Oh, and there's no financially motivated third-parties here. We've done all this testing, elimination, and observation on our own.

That's not a double blind experiment, but I'd agree it points to an intolerance. Actual experiments, I will reiterate, are hard to do. Have you tried feeding your wife food devoid of known triggers but told her they were in the food? I would hope not, because it's not an ethical thing to do, but you need that sort of thing to nail it down. Also, since she seems to accidentally eat food of unknown provenance, can you be sure the times she's gotten away with it without symptoms that the food in question was truly devoid of triggers? In others words, it is very very easy to confirm that things are bad for you, correctly or not.
That's not a double blind experiment. I don't even know how to qualify it unless you at least have some data on how often those things the unknowingly eats that contains whatever she is sensitive against does not exhibit any reactions in her.
I think I might have missed what I meant to say. Can we be sure that is wasn't a self-limited condition that resolved at he same time as the dietary changes, but not because of them? That kind of thing happens a lot. People get over strep throat without penicillin, after all.
But is what you observed an actual ... chemical process, or is it the placebo effect? Can we even tell?

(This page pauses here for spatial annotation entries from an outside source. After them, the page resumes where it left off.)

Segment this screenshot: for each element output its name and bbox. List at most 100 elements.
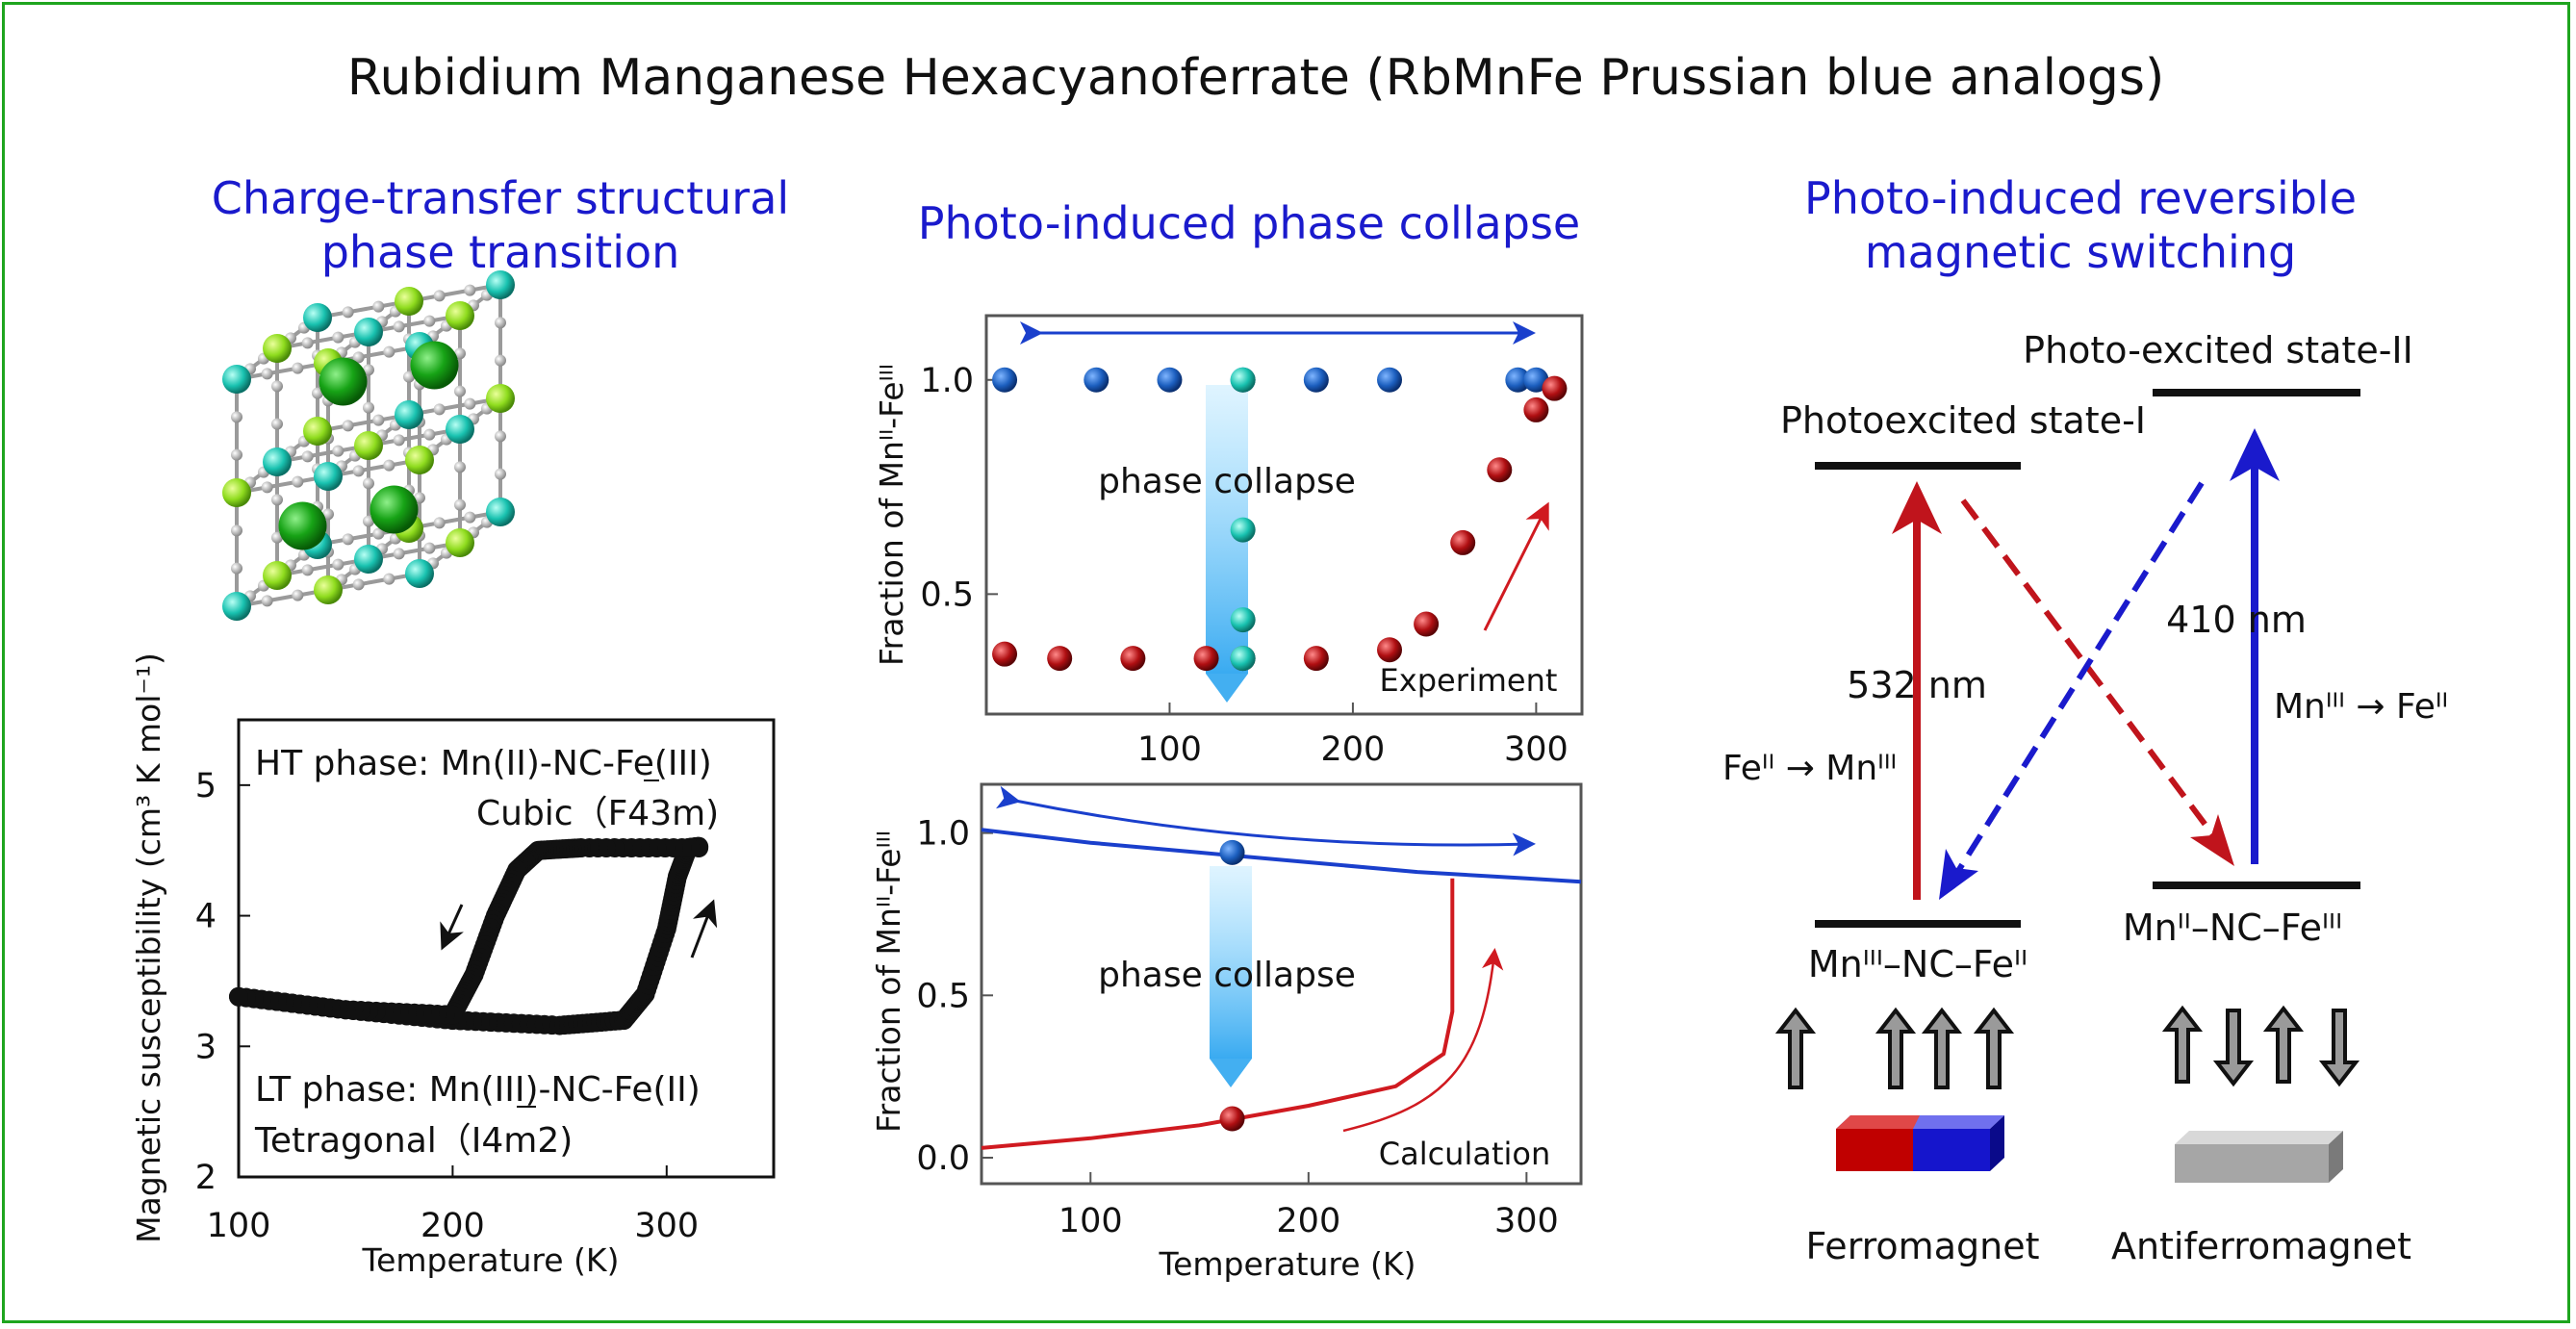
experiment-chart: 100 200 300 0.5 1.0 phase collapse Experimen… (873, 314, 1584, 769)
mn-atom (263, 334, 292, 363)
cn-atom (464, 397, 476, 410)
cn-atom (433, 290, 446, 302)
antiferromagnet-bar-icon (2175, 1131, 2343, 1183)
calculation-collapse-band (1210, 866, 1252, 1059)
cn-atom (495, 430, 506, 443)
cn-atom (312, 387, 323, 399)
y-tick-label: 0.5 (920, 575, 974, 614)
cn-atom (332, 445, 344, 457)
experiment-collapse-label: phase collapse (1098, 462, 1356, 501)
left-heading-line2: phase transition (321, 226, 680, 278)
data-point (1230, 367, 1256, 393)
lattice-bond (408, 283, 501, 303)
experiment-collapse-arrowhead (1206, 674, 1248, 703)
lt-symmetry-label: Tetragonal（I4m2) (254, 1121, 573, 1161)
cn-atom (231, 562, 242, 575)
data-point (1414, 611, 1440, 637)
magnet-south-pole (1913, 1129, 1990, 1171)
cn-atom (261, 595, 273, 607)
heating-arrow (690, 899, 718, 958)
calculation-y-axis-label: Fraction of Mnᴵᴵ-Feᴵᴵᴵ (870, 831, 907, 1133)
y-tick-label: 0.5 (916, 977, 970, 1015)
mn-atom (303, 417, 332, 446)
cn-atom (332, 331, 344, 344)
calculation-chart: 100 200 300 0.0 0.5 1.0 phase collapse Calcul… (870, 782, 1583, 1283)
fe-atom (222, 592, 251, 621)
experiment-plot-frame (984, 314, 1584, 716)
cn-atom (363, 477, 374, 490)
susceptibility-plot-frame (237, 718, 776, 1179)
data-point (1505, 367, 1531, 393)
wavelength-410-label: 410 nm (2166, 599, 2307, 641)
fe-atom (405, 559, 434, 588)
cn-atom (454, 347, 466, 360)
ferromagnet-label: Ferromagnet (1806, 1225, 2040, 1267)
charge-transfer-blue-label: Mnᴵᴵᴵ → Feᴵᴵ (2274, 687, 2448, 727)
red-relaxation-arrowhead (2190, 814, 2234, 866)
cn-atom (393, 434, 405, 447)
data-point (1542, 375, 1568, 401)
cn-atom (423, 542, 436, 554)
cn-atom (372, 527, 385, 540)
fe-atom (354, 545, 383, 574)
data-point (1084, 367, 1109, 393)
cn-atom (372, 414, 385, 426)
cn-atom (292, 589, 304, 601)
rb-atom (319, 357, 368, 406)
fe-atom (486, 498, 515, 526)
data-point (1230, 517, 1256, 543)
lattice-bond (236, 361, 329, 381)
x-tick-label: 200 (1276, 1202, 1340, 1240)
lattice-bond (276, 557, 370, 577)
fe-atom (222, 365, 251, 394)
mn-atom (314, 575, 343, 604)
y-tick-label: 1.0 (916, 815, 970, 854)
x-tick-label: 200 (1321, 730, 1386, 769)
spin-up-icon (1875, 1007, 1917, 1089)
spin-up-icon (1774, 1007, 1817, 1089)
cn-atom (352, 465, 365, 477)
ferromagnet-bar-icon (1836, 1115, 2004, 1171)
cn-atom (383, 345, 395, 358)
red-excitation-arrowhead (1892, 481, 1942, 534)
mn-atom (395, 287, 423, 316)
ferromagnet-spins (1774, 1007, 2015, 1089)
lattice-bond (327, 572, 421, 592)
mn-atom (446, 301, 474, 330)
lattice-bond (236, 588, 329, 608)
lt-phase-label: LT phase: Mn(III)-NC-Fe(II) (255, 1070, 701, 1110)
bar-front-face (2175, 1144, 2329, 1183)
data-point (1047, 646, 1073, 672)
cn-atom (433, 517, 446, 529)
cn-atom (464, 511, 476, 524)
cn-atom (231, 411, 242, 423)
data-point (229, 986, 248, 1007)
x-tick-label: 200 (421, 1207, 485, 1245)
lattice-bond (327, 458, 421, 478)
cn-atom (433, 403, 446, 416)
cn-atom (403, 371, 415, 383)
spin-down-icon (2212, 1009, 2255, 1087)
blue-relaxation-arrowhead (1939, 849, 1978, 900)
photo-excited-state-2-label: Photo-excited state-II (2023, 329, 2413, 371)
fe-atom (263, 447, 292, 476)
data-point (1219, 839, 1245, 865)
energy-diagram: Photo-excited state-II Photoexcited stat… (1722, 329, 2448, 985)
spin-down-icon (2318, 1009, 2360, 1087)
cn-atom (271, 380, 283, 393)
photoexcited-state-1-label: Photoexcited state-I (1780, 399, 2146, 442)
lattice-bond (276, 444, 370, 464)
cn-atom (363, 515, 374, 527)
data-point (1377, 637, 1403, 663)
y-tick-label: 4 (195, 898, 217, 936)
cn-atom (271, 494, 283, 506)
lattice-bond (276, 330, 370, 350)
lattice-bond (408, 396, 501, 417)
right-heading-line1: Photo-induced reversible (1804, 172, 2357, 224)
rb-atom (410, 341, 459, 390)
spin-up-icon (1921, 1007, 1963, 1089)
calculation-collapse-arrowhead (1210, 1059, 1252, 1087)
cn-atom (342, 533, 354, 546)
cn-atom (301, 337, 314, 349)
fe-atom (486, 270, 515, 299)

The placebo effect is just as real as any other medical phenomenon. It's just very hard to measure.

I don't think you actually read enziobodoni's post. (S)he certainly didn't say there were no toxins or they were effect-less.
> and I see requests for testing for all sorts of bizarre things

It would be interesting: Can you list a bunch?

Micronutrients, even in hair. Trace metals, especially after chelation therapy, when the results are definitely misleading. Labs that associate Candida with everything. "Stealth" virus testing. Quack Lyme disease serology labs that always give positive results. Anti-malignin antibodies. Multi variate index assays predicting irritable bowel disease. IgG food allergies. Outrageously large (>50-100 component) IgE allergy tests.
A bit of a wild guess, but many of those look like self-diagnosing or "fringe" from folks dealing with autoimmunity issues. Is that right?
Comes from all walks, but some from those folks. Mostly folks with real problems, like those in these threads, but who have unwittingly entered into a predatory industry that relies on providing overly specific data to people with nonspecific problems.
I'm sorry to hear that it extends to many fields.

> but who have unwittingly entered into a predatory industry

How exactly is it predatory? Rheumatology, which rarely engages in "cures" and whose "treatments" are often an exchange of one set of problems for another (if at all), and yet never fails to collect on its patients, might well fall under that umbrella.

As a scientist, wouldn't you want to perform extensive formal experimentation before reaching your definitive conclusions? Your dismissive attitude on this topic seems a bit closed minded.
Believing that everything yet undisproven is somehow valid or worth study does not indicate open-mindedness, necessarily. The question you ask also presupposes that there has been no formal experimentation on his sort of thing before, which is not true. We know much that supports the old saw that, "the dose makes the poison," gleaned from years and years of study of environmental toxicology. One of my favorite musicians, Tim Minchin, once said that if you open your mind too much, your brain will fall out.